His history of thrills and spills is dizzying.
Mickelson will be remembered as the daredevil who threaded the needle with his impossible shot between the trees from the pine straw at Augusta National's 13th hole on his way to his third Masters' title last year. It wasn’t the high-percentage shot. It wasn't even the smart shot. But it was a great shot. He'll also be remembered as the bedeviled player who knocked his chances of winning the U.S. Open at Winged Foot in 2006 off a hospitality tent at the 72nd hole.
"God, I'm such an idiot," Mickelson famously said in the aftermath.
Having the nerve to risk making himself look like a fool is part of his appeal.
Like Ballesteros, Mickelson plays with a creative flair seen in few players, with a relish for creating great escapes.

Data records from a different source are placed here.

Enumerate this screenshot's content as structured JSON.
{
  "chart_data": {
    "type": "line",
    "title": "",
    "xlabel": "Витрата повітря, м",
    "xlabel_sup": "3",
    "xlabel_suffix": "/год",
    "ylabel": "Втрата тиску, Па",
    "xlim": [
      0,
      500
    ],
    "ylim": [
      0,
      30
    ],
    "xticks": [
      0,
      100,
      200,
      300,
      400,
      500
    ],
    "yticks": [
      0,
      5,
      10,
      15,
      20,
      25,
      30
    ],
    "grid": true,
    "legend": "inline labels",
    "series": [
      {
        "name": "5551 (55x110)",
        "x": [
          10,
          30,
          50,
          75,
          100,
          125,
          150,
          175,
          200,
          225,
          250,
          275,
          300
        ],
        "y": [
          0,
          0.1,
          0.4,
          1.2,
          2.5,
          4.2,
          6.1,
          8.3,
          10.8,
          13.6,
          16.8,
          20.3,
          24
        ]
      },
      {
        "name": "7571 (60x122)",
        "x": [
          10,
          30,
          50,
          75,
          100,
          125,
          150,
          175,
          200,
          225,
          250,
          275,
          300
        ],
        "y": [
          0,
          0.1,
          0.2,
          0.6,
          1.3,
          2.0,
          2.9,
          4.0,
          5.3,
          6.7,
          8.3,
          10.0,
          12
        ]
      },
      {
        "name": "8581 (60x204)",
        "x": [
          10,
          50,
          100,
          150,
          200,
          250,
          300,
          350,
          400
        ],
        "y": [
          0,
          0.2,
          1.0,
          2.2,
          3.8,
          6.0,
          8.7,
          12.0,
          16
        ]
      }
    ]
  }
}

While Mickelson might not be the greatest player of his generation, he may be its most exciting.
There's a quirky cleverness about his game that also sets him apart, though sometimes he seems to be too clever for his own good. He won the Masters with two drivers in his bag. He lost a U.S. Open with no driver in his bag. Master of the short game, he once played Colonial with five wedges in his bag.
While Mickelson's critics wonder if he just likes showing off, if there’s too much calculation in everything he does, there's no denying the signature brilliance he’s brought the game.
When it's all said and done, the image of Mickelson that may endure more than any other was his hug of his wife, Amy, after winning last year's Masters. The couple has three children. Almost a year removed from being diagnosed with breast cancer, Amy embraced her husband that day with tears streaming down her face. Mickelson's mother, Mary, was diagnosed with breast cancer about the same time as Amy.
Through the illnesses of loved ones, through his own diagnosis of psoriatic arthritis, Mickelson endures with some big dreams still unfulfilled.
When it's all said and done, he hopes he'll have added more memories to his Hall of Fame exhibit.
"To be called a Hall of Famer, that does sound like I’m a little old," Mickelson said. "Fortunately, I don't feel old, and hopefully I'll be able to play quite a bit longer.
"I still want to win a number of golf tournaments. I would like to get to that magic number of 50 wins that few players have done. But, also, finally getting that U.S. Open win would mean a lot to me, as well as would a British Open win, which would conclude the grand slam.
"I came close at the British Open last year at Royal St. George's. I’ve had five seconds at the U.S. Open. I am going to try to take the knowledge I've gained over the years that led to those good performances and see if I can get over the hump."